![JohnSnowLabs](https://nlp.johnsnowlabs.com/assets/images/logo.png)

[![Open In Colab](https://colab.research.google.com/assets/colab-badge.svg)](https://githubtocolab.com/JohnSnowLabs/spark-nlp-workshop/blob/master/tutorials/streamlit_notebooks/CLASSIFICATION_TR_NEWS.ipynb)




# **Classify Question Pairs**

## 1. Colab Setup

In [None]:
# Install PySpark and Spark NLP
! pip install -q pyspark==3.3.0 spark-nlp==4.2.1

In [None]:
import numpy as np
import json
from pyspark.ml import Pipeline
from pyspark.sql.types import StringType, IntegerType
from pyspark.sql import SparkSession
import pyspark.sql.functions as F
from sparknlp.annotator import *
from sparknlp.base import *
import sparknlp
from sparknlp.pretrained import PretrainedPipeline

## 2. Start Spark Session

In [None]:
spark = sparknlp.start()

## 3. Some sample examples

In [None]:
q1_list = ["How is your studies going?", 'If the Universe was born at the Big Bang, what existed before then?', 
           'After Obama finishes his presidency, does he still receive Secret Service protection?', 
          'Am looking for motivational books to read?',  'Antonio has a deep prejudice against Shylock. Is Shylocks anger towards Antonio justified? Why or why not?']

q2_list = ["How is your days going?",  'What actually existed before the Big Bang?', 
           'Does President Obama and his family have secret service protection for the rest of their lives?',
          'What motivational books one should read?', 'Who is the hero of The Merchant of Venice?']

## 4. Define Spark NLP pipeline

In [None]:
pipeline = PretrainedPipeline("classifierdl_electra_questionpair_pipeline", "en")

classifierdl_electra_questionpair_pipeline download started this may take some time.
Approx size to download 1.2 GB
[OK!]


## 5. Run the pipeline

In [None]:
## Getting one result

res =  pipeline.fullAnnotate(f"q1: How is your studies going q2: How is your days going?")

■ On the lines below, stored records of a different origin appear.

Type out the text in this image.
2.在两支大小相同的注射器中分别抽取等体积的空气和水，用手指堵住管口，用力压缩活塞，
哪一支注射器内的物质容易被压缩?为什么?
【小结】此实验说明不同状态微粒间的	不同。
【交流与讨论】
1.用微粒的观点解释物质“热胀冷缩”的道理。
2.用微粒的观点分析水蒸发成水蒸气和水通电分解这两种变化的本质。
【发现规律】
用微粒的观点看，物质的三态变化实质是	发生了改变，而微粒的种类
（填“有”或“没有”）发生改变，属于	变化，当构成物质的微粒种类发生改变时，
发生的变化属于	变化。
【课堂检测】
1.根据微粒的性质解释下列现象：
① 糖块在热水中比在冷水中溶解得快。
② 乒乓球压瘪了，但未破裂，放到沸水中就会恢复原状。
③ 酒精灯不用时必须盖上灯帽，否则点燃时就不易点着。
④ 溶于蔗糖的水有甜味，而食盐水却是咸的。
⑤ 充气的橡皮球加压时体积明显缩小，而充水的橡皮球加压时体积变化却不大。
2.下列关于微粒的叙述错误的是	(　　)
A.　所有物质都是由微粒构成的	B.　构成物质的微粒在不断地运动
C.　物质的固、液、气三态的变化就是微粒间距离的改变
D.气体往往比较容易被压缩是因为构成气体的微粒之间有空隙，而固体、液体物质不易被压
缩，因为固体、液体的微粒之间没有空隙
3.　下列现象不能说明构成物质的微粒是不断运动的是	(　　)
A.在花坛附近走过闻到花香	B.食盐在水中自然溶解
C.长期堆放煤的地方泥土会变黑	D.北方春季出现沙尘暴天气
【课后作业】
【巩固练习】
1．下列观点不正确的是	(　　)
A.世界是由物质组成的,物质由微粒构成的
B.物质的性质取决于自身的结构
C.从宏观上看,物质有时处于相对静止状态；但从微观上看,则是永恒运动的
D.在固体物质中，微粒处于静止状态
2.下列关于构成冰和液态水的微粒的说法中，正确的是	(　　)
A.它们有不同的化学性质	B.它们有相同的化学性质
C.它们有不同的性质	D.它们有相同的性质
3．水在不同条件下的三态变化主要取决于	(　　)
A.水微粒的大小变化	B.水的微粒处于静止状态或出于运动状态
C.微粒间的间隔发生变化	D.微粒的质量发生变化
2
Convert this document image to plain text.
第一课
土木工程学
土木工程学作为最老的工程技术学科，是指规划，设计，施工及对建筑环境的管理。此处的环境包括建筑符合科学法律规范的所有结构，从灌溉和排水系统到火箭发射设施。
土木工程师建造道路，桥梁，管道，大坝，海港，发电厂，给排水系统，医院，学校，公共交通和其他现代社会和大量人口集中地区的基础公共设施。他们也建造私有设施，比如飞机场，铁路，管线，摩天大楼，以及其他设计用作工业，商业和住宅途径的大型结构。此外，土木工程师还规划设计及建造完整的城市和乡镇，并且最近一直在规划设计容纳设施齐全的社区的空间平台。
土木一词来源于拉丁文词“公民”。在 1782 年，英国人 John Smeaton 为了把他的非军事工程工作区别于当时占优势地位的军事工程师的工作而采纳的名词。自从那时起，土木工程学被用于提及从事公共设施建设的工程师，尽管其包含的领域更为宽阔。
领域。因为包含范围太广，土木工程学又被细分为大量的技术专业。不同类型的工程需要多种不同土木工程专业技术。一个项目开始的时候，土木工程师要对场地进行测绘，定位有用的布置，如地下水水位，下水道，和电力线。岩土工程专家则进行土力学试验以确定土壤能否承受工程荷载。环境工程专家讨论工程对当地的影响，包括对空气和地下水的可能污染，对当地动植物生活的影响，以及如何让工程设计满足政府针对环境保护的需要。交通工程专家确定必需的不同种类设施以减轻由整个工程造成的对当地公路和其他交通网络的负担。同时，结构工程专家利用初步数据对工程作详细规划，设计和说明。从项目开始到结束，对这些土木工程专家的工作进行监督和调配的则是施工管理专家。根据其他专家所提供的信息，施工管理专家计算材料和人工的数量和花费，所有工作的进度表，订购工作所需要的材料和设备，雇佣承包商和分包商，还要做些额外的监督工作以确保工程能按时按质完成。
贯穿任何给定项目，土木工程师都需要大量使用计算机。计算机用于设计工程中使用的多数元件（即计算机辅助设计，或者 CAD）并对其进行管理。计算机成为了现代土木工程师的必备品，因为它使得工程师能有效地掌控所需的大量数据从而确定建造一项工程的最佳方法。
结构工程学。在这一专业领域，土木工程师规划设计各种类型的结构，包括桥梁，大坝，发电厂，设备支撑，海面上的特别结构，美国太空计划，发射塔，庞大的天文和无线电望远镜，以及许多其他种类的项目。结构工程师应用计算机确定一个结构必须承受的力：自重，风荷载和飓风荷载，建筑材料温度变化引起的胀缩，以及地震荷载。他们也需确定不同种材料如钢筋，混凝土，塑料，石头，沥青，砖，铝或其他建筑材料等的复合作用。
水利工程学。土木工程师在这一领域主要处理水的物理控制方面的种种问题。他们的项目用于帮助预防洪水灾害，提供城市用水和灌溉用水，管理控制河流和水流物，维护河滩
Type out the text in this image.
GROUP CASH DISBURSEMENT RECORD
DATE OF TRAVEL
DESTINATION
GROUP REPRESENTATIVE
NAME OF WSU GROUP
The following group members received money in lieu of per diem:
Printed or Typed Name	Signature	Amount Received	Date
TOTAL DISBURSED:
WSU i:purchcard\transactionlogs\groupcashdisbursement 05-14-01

print(res[0]['class'][0].result)

almost_same


In [None]:
## Get all the results and save it in a dict

results = {}
for i, q1 in enumerate(q1_list):
    for j, q2 in enumerate(q1_list):
        result =  pipeline.fullAnnotate(f"q1: {q1} q2: {q2}") 
        a = result[0]['class'][0].result
        
        results[f'{i}{j}'] = a

## 6. Visualize results

In [None]:
print(results)

{'00': 'almost_same', '01': 'not_same', '02': 'not_same', '03': 'not_same', '04': 'not_same', '10': 'not_same', '11': 'almost_same', '12': 'not_same', '13': 'not_same', '14': 'not_same', '20': 'not_same', '21': 'not_same', '22': 'almost_same', '23': 'not_same', '24': 'not_same', '30': 'not_same', '31': 'not_same', '32': 'not_same', '33': 'almost_same', '34': 'not_same', '40': 'not_same', '41': 'not_same', '42': 'not_same', '43': 'not_same', '44': 'almost_same'}